Il valore del confronto preventivo: una leva di efficienza, non un’alternativa al controllo
Uno degli elementi più significativi emersi da questa lavorazione è la rilevanza di una interlocuzione tecnica preventiva tra Ufficio, CAF e professionisti, soprattutto nei casi in cui la normativa coinvolge profili catastali e fiscali intrecciati.
Un approccio orientato a un confronto rapido — anche di soli dieci minuti — consente di:
- verificare immediatamente eventuali elementi non presenti nella documentazione;
- coordinare lettura normativa, prassi e giurisprudenza;
- comprendere la specificità del caso prima di emettere un’eventuale irregolarità;
- evitare attività successive (PEC, controdeduzioni, recuperi, riesami) molto più onerose per tutti gli attori del processo.
Non si tratta di evitare la comunicazione di irregolarità, che resta un atto dovuto quando ricorrono i presupposti.
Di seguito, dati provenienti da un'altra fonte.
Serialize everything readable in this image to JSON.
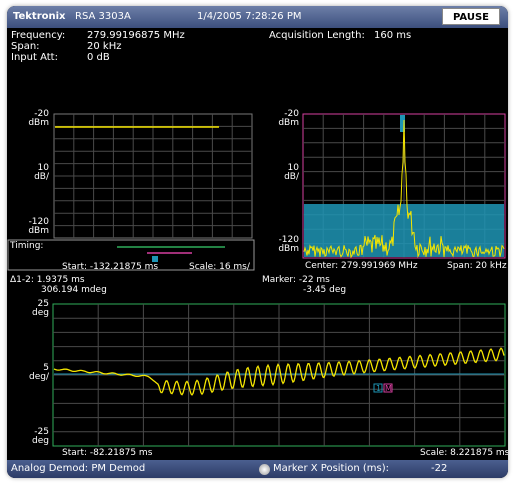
{
  "header": {
    "brand": "Tektronix",
    "model": "RSA 3303A",
    "datetime": "1/4/2005 7:28:26 PM",
    "pause_label": "PAUSE"
  },
  "settings": {
    "frequency_label": "Frequency:",
    "frequency_value": "279.99196875 MHz",
    "span_label": "Span:",
    "span_value": "20 kHz",
    "input_att_label": "Input Att:",
    "input_att_value": "0 dB",
    "acq_label": "Acquisition Length:",
    "acq_value": "160 ms"
  },
  "timing_panel": {
    "top_unit": "-20",
    "top_unit2": "dBm",
    "mid_unit": "10",
    "mid_unit2": "dB/",
    "bot_unit": "-120",
    "bot_unit2": "dBm",
    "timing_label": "Timing:",
    "start_label": "Start: -132.21875 ms",
    "scale_label": "Scale: 16 ms/"
  },
  "spectrum_panel": {
    "top_unit": "-20",
    "top_unit2": "dBm",
    "mid_unit": "10",
    "mid_unit2": "dB/",
    "bot_unit": "-120",
    "bot_unit2": "dBm",
    "center_label": "Center: 279.991969 MHz",
    "span_label": "Span: 20 kHz"
  },
  "demod_panel": {
    "delta_label": "Δ1-2: 1.9375 ms",
    "delta_value": "306.194 mdeg",
    "marker_label": "Marker: -22 ms",
    "marker_value": "-3.45 deg",
    "top_unit": "25",
    "top_unit2": "deg",
    "mid_unit": "5",
    "mid_unit2": "deg/",
    "bot_unit": "-25",
    "bot_unit2": "deg",
    "start_label": "Start: -82.21875 ms",
    "scale_label": "Scale: 8.221875 ms/",
    "marker1": "1",
    "marker2": "M"
  },
  "status": {
    "mode": "Analog Demod: PM Demod",
    "knob_label": "Marker X Position (ms):",
    "knob_value": "-22"
  },
  "colors": {
    "trace": "#f5e600",
    "grid": "#4a4a4a",
    "spectrum_border": "#d63fa0",
    "demod_border": "#2fae5a",
    "band_fill": "#1e95b5",
    "timing_green": "#2fae5a",
    "timing_magenta": "#d63fa0"
  }
}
Si tratta di migliorare il processo, adottando una logica organizzativa moderna:
Un breve confronto istruttorio può prevenire settimane di attività correttive.
È la stessa logica che anima i modelli di lean administration, di cui spesso parla anche la letteratura manageriale e motivazionale:
“chi investe pochi minuti nella qualità del flusso iniziale risparmia ore nella gestione del flusso successivo.”
E questo, in ambito fiscale, non è solo efficienza: è servizio pubblico di qualità.
Perché la deduzione può ritenersi legittima
Alla luce della normativa, della prassi e della giurisprudenza:
- la documentazione prodotta dal contribuente è completa e idonea per il visto sul rigo E26;
- la visura catastale non è richiesta dalla prassi per tali oneri;
- il CAF ha operato correttamente nel perimetro del controllo formale;
- l’amministrazione finanziaria può continuare il controllo nei confronti del contribuente,
ma la deduzione risulta, allo stato degli atti, correttamente applicata.
Il caso mostra come, nel sistema fiscale moderno, la qualità del controllo non nasce dal conflitto, ma dal coordinamento.
Ed è proprio in questo coordinamento che ciascun attore — Ufficio territoriale, CAF, professionista — può contribuire a costruire un processo più sostenibile, più trasparente e più efficace.